|Libourel, Igor -|
Submitted to: PLoS One
Publication Type: Peer Reviewed Journal
Publication Acceptance Date: February 13, 2014
Publication Date: March 13, 2014
Repository URL: http://handle.nal.usda.gov/10113/58740
Citation: Allen, D.K., Libourel, I.G. 2014. Analysis of isotopic labeling in peptide fragments by tandem mass spectrometry. PLoS One. 9(3):e91537. DOI:10.1371/journal.pone.0091537. Interpretive Summary: In order to modify soybean seed composition it is critical for us to understand how and where in the cells of the seeds proteins are made, modified, and degraded: information that is currently limited for soybeans. This work describes the use of a hybrid tandem mass spectrometer to measure the isotopic labeling (e.g., 13-carbon and 12-carbon) in peptides obtained from soybean storage proteins. Peptides from two major seed storage proteins, glycinin and beta conglycinin, were analyzed. Proteins are composed of amino acids and therefore any isotopic labeling in peptides (protein fragments) analyzed by mass spectrometry will reflect labeling within the individual amino acids. This is important because proteins in plants are derived from multiple genomes that are located in different subcellular compartments (nucleus, mitochondria, and chloroplasts). Therefore methods to assess proteins will provide information on subcellular metabolism as well as protein turnover and dynamic events. Tandem mass spectrometers have not been used to evaluate metabolism in this way, though they are highly sensitive and hold great promise for isotopic labeling quantification. We systematically probed a variety of mass spectrometer energies, conditions and settings to evaluate performance and the potential extension of their use for this purpose. We compared natural abundance levels of isotopes predicted from metabolic simulations with those measured on the instrument. We also cultured developing soybeans with 13C substrates and inspected the enrichment of peptides. The findings indicate that there are optimal protocols to achieve the best mass spectrometer performance. Our results will enable better characterization of metabolism in plant tissues.Such methods are necessary to improve our understanding of plant function and guide rational metabolic engineering strategies in important crops like soybeans.
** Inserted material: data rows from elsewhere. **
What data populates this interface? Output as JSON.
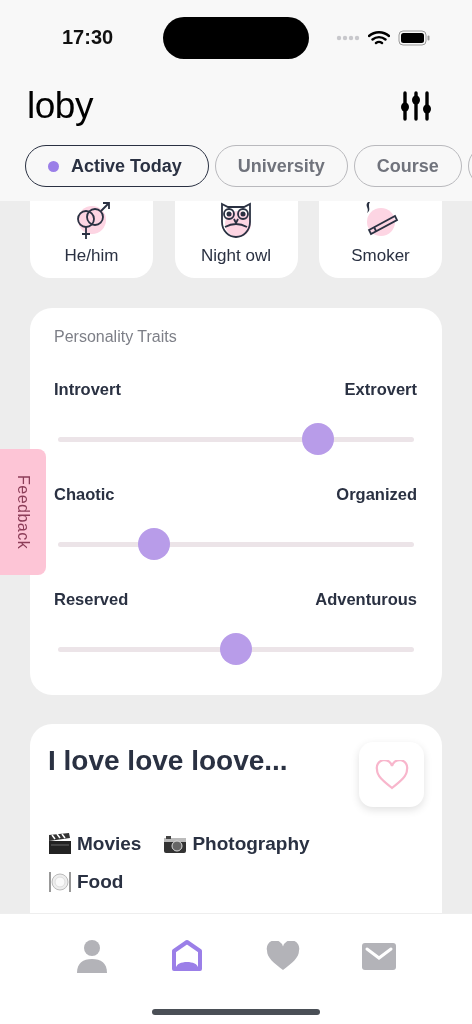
{
  "status_bar": {
    "time": "17:30"
  },
  "header": {
    "title": "loby"
  },
  "filter_chips": [
    {
      "label": "Active Today",
      "selected": true
    },
    {
      "label": "University",
      "selected": false
    },
    {
      "label": "Course",
      "selected": false
    },
    {
      "selected": false
    }
  ],
  "attributes": [
    {
      "kind": "gender",
      "label": "He/him"
    },
    {
      "kind": "owl",
      "label": "Night owl"
    },
    {
      "kind": "smoker",
      "label": "Smoker"
    }
  ],
  "personality": {
    "title": "Personality Traits",
    "traits": [
      {
        "left": "Introvert",
        "right": "Extrovert",
        "level": 0.73
      },
      {
        "left": "Chaotic",
        "right": "Organized",
        "level": 0.27
      },
      {
        "left": "Reserved",
        "right": "Adventurous",
        "level": 0.5
      }
    ]
  },
  "interests": {
    "title": "I love love loove...",
    "liked": false,
    "items": [
      {
        "kind": "movies",
        "label": "Movies"
      },
      {
        "kind": "photography",
        "label": "Photography"
      },
      {
        "kind": "food",
        "label": "Food"
      }
    ]
  },
  "feedback": {
    "label": "Feedback"
  },
  "tab_bar": [
    {
      "kind": "profile",
      "selected": false
    },
    {
      "kind": "home",
      "selected": true
    },
    {
      "kind": "likes",
      "selected": false
    },
    {
      "kind": "messages",
      "selected": false
    }
  ]
}
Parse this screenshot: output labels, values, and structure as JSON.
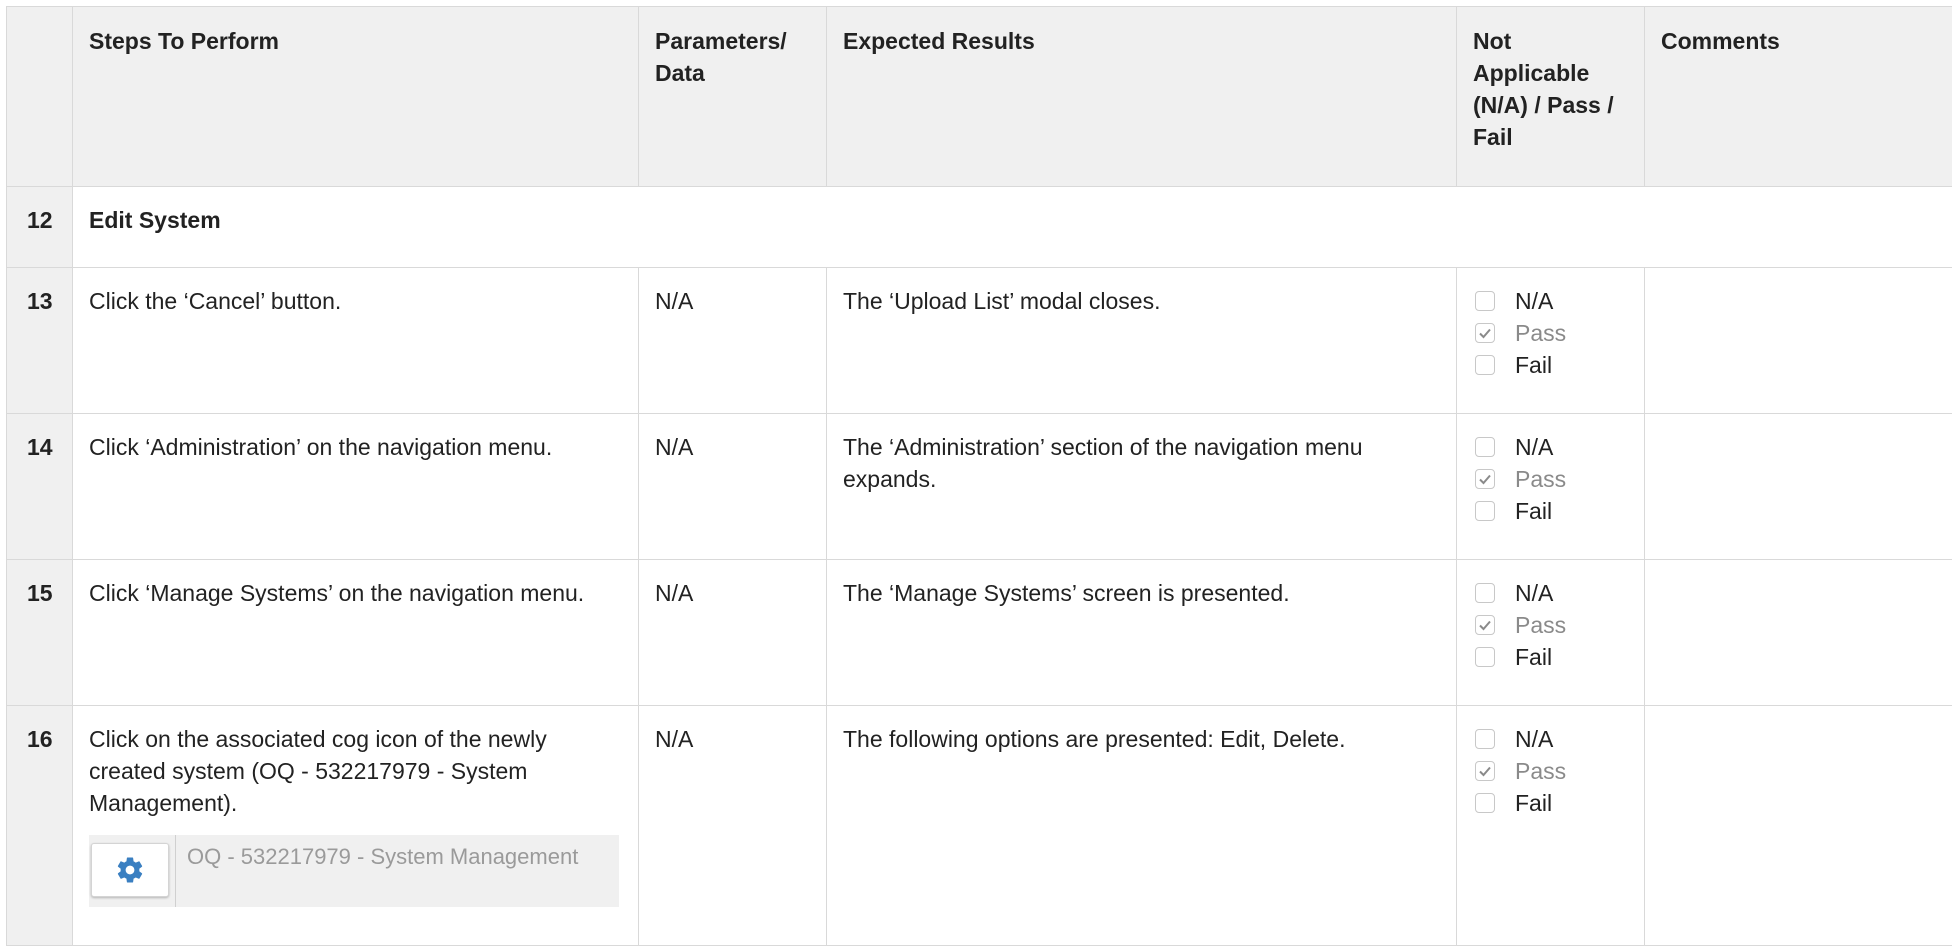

Technical Abstract: The cellular phenotype is the consequence of dynamic metabolic events that occur in a spacially dependent fashion. This spatial and temporal complexity presents challenges for investigating primary metabolism and improved methods to probe biochemical events such as amino acid biosynthesis may be needed to address these questions effectively. Isotopic labeling can provide insights to cellular phenomena and the recording of enriched amino acids due to metabolic events that are specific to location and time are recorded in the protein pool. Therefore proteins are an important readout for metabolism that can be assessed with modern day mass spectrometers. We examined the naturally abundant levels of isotopes in MS2 spectra that were obtained from tandem mass spectrometry under higher energy collision dissociation (HCD) and collision induced dissociation (CID) fragmentation, and compared the effect of energy levels on the fragmentation products. Developing soybean embryos that served as a source of biological material were cultured with [U-13C6]-glucose and proteins from unlabeled and 13C enriched biomass were used to assess spectrometer performance. Incomplete CID fragmentation resulted in MS1 spectra with a disproportionate amount of remaining heavier isotopes. HCD and CID-based fragmentation resulted in MS2 peptides that could be quantified precisely, but lower abundances gave more variable results and a deviation from simulated distributions was evident under all conditions. Although MS2 methods have the potential to provide information on the labeling of amino acids from peptides that are central to metabolism, their application to highly sensitive quantitative methods such as metabolic flux analysis may not be ready.